I usually just delete the email and not engage as usually these are random topics I have zero expertise in... today, however, I received a paper about something (kind of) related to some work I've done in the past. Reading the abstract I can already see very major issues with it so... should I put time and effort to prevent obviously bad work to be published? Or is this a battle not worth fighting?

@nicolaromano if the abstract is really horrible already I will just send back a quick review based on those problems and say that I’d be happy to review the paper if the problems are fixed first.
I’ve never really had the “completely unknown journal” issue though 🤷 but I would google it or ask about it on here to see if it’s a real thing

@elduvelle well, it's unknown to me, as it's a small journal focussing on something I generally don't look at. However looking at the website it seems legit.

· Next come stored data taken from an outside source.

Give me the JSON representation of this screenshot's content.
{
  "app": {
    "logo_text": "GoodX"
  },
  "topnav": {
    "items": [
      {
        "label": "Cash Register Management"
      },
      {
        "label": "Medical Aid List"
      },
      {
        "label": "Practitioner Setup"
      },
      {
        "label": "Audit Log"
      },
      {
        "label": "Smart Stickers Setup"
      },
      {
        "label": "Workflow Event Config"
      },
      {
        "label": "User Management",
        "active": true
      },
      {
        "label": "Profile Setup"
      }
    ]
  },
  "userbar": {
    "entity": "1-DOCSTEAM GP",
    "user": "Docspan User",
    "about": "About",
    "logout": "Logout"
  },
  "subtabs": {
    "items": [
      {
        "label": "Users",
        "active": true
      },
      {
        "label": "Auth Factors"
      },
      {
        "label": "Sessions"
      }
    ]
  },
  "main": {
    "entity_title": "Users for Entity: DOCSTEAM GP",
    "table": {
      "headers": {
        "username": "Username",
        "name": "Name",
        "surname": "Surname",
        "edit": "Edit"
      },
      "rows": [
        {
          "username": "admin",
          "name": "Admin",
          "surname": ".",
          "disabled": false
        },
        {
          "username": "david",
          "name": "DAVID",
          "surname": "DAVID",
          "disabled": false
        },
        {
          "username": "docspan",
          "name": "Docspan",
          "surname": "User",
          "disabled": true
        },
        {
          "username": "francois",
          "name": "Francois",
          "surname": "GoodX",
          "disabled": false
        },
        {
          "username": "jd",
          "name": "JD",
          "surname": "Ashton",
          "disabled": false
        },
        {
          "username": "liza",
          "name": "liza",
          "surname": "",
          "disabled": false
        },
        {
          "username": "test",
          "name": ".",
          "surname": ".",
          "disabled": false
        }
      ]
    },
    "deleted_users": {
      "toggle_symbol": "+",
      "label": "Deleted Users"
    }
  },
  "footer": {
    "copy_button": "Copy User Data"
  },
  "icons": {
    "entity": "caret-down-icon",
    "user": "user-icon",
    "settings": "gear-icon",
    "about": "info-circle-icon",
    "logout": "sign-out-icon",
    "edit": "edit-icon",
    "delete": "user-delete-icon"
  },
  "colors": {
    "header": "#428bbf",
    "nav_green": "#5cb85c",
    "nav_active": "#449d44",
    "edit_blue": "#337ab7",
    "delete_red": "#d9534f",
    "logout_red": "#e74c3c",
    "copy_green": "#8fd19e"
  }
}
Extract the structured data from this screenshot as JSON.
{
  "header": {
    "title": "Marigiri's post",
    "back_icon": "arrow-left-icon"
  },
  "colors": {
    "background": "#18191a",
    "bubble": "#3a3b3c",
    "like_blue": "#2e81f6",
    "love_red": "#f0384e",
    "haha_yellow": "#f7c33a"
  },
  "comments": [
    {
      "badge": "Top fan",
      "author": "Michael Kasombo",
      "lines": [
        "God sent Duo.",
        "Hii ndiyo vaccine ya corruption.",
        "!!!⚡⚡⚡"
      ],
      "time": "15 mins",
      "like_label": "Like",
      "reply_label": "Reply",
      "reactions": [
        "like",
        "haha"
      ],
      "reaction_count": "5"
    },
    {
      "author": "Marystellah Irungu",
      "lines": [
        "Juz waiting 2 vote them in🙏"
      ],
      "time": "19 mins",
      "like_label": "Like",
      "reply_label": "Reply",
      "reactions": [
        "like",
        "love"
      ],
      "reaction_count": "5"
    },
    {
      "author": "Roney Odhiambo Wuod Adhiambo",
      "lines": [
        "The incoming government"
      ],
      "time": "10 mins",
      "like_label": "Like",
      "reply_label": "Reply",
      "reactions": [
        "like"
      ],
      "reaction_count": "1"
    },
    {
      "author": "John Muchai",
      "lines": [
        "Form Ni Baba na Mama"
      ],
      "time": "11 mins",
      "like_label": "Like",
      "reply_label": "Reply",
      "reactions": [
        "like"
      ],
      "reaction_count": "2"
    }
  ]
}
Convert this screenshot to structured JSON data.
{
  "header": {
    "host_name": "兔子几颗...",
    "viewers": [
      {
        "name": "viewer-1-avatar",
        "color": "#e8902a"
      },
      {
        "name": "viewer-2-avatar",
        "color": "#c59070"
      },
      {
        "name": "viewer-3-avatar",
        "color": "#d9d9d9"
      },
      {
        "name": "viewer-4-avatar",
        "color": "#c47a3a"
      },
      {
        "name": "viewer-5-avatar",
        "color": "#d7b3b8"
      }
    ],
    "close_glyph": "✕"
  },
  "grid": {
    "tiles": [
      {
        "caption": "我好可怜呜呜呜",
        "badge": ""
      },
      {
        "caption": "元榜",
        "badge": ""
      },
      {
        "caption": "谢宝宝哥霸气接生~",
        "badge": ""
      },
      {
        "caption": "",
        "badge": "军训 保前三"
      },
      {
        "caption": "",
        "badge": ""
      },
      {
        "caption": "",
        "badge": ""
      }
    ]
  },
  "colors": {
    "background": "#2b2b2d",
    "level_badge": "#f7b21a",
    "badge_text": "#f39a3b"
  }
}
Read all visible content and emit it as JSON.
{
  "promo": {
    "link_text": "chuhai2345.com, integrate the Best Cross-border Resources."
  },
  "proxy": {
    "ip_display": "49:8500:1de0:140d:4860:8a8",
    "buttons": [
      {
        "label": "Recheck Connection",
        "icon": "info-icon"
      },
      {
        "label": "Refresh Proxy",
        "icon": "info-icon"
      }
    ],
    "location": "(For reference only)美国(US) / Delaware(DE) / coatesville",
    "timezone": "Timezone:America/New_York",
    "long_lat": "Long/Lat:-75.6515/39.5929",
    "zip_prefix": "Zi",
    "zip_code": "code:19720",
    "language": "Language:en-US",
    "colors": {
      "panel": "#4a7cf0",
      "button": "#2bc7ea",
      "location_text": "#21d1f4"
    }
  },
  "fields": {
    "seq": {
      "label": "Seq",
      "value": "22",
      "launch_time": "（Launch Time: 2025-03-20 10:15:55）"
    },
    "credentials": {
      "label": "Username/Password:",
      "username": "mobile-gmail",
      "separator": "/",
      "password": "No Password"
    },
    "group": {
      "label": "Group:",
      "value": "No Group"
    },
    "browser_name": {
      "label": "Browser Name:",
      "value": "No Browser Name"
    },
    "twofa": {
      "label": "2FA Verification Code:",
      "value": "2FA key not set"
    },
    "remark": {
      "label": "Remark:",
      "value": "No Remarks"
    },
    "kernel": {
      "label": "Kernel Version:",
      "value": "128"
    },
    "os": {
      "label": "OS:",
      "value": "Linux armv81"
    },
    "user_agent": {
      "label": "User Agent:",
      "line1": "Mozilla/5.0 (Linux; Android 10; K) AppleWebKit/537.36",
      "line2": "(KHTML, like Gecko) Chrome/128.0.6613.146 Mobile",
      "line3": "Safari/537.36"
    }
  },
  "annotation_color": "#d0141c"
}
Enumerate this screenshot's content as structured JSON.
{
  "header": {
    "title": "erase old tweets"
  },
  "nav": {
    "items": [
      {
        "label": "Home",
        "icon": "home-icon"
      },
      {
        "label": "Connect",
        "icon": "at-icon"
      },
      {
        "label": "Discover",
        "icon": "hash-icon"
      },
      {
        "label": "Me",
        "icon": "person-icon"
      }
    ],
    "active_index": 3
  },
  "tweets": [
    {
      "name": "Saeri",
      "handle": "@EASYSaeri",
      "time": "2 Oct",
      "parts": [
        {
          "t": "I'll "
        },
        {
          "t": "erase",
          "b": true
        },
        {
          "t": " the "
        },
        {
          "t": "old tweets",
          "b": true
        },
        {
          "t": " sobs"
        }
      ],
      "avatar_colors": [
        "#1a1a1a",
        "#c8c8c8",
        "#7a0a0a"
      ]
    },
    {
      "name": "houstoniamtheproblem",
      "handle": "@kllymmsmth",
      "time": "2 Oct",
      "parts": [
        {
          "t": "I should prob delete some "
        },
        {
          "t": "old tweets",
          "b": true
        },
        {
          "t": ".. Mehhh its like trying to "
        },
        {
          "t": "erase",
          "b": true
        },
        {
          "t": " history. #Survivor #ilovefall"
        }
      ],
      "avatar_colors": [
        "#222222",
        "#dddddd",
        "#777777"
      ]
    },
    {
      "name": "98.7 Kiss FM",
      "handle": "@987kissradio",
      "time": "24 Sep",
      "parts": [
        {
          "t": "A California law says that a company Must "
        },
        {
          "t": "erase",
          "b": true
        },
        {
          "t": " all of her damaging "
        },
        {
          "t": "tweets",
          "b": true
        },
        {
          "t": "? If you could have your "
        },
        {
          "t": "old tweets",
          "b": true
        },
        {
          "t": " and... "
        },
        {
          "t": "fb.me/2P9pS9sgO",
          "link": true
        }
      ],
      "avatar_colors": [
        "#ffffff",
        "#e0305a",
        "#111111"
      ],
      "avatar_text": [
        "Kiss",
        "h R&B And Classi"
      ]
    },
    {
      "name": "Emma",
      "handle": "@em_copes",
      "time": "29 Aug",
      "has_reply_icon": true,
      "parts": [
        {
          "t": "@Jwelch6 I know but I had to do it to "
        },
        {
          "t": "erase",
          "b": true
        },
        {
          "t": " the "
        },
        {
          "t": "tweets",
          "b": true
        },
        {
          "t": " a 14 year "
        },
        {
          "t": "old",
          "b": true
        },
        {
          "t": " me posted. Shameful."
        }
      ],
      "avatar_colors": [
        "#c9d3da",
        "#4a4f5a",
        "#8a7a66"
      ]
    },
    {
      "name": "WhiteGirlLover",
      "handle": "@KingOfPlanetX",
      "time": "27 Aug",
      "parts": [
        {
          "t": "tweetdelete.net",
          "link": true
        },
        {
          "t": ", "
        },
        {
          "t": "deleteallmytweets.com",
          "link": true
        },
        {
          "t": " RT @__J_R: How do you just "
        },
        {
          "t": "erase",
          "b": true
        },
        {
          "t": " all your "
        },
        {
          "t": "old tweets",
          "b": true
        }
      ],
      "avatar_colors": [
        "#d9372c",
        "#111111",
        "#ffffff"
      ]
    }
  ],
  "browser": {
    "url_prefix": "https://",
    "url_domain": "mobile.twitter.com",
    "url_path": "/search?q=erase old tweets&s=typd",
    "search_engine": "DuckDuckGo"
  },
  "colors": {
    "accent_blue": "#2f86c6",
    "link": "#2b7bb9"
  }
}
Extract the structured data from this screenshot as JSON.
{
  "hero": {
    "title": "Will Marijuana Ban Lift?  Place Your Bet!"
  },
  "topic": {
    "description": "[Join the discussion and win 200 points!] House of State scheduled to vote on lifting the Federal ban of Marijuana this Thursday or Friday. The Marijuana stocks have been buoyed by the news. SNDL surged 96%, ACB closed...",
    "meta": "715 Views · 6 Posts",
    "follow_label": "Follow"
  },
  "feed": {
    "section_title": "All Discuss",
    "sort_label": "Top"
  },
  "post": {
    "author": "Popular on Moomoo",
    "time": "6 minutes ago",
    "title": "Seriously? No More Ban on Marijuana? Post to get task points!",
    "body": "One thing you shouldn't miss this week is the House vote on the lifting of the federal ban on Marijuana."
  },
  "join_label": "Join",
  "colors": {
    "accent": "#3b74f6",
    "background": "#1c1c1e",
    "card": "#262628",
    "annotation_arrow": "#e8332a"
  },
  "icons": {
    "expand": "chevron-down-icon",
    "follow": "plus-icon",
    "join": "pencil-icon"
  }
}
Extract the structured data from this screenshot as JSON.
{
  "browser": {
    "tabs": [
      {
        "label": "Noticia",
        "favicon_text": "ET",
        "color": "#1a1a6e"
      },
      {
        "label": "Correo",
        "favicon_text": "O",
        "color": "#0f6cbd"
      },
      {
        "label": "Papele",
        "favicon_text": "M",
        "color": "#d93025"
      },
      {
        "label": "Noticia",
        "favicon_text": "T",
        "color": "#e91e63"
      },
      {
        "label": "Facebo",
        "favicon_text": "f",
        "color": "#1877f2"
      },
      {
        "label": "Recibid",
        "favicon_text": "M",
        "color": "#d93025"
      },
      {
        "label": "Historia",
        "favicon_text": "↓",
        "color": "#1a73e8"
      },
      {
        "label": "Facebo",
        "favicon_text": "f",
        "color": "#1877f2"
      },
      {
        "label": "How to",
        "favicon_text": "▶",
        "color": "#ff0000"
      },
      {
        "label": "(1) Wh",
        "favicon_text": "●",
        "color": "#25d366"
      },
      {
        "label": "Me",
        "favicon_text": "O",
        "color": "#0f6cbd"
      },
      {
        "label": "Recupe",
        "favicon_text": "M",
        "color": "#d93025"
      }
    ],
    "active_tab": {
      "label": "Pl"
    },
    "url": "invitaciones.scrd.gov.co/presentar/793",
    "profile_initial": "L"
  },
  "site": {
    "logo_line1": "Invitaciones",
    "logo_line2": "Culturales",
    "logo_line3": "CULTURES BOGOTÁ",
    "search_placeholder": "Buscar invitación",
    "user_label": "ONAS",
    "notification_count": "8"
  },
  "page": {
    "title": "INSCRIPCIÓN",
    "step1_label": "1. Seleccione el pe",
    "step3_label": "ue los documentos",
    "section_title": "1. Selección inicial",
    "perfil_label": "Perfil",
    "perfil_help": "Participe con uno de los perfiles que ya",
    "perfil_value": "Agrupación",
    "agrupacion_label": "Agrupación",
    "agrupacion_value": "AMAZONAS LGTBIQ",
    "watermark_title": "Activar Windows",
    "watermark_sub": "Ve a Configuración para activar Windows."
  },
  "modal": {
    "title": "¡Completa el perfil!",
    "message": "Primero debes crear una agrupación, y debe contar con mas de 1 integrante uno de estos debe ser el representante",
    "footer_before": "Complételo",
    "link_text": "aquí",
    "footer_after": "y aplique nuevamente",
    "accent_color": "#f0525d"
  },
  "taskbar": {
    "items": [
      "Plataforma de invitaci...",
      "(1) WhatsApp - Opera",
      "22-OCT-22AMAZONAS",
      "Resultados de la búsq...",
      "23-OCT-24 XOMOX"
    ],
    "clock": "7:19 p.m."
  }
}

I've had emails in the past from really random, probably predatory journals asking for review, though (say an engineering journal asking for a review given my expertise in building cars or something :/ )

@nicolaromano tl;dr I delete them.
Longer answer: I came up with some criteria a while back to help me to decide what peer reviews I will agree to do. I found this reduces the overhead on the task. I know that I do more than my fair share, so this also reduces any guilt I might feel about turning stuff down.

@nicolaromano If the journal looks legitimate and the request is "appropriate" (ie they didn't pick me randomly), I'll respond (either agree or decline.) Otherwise, it goes into the spam bin.

I want to avoid getting on to even more random junk mail lists, hence being reluctant to engage.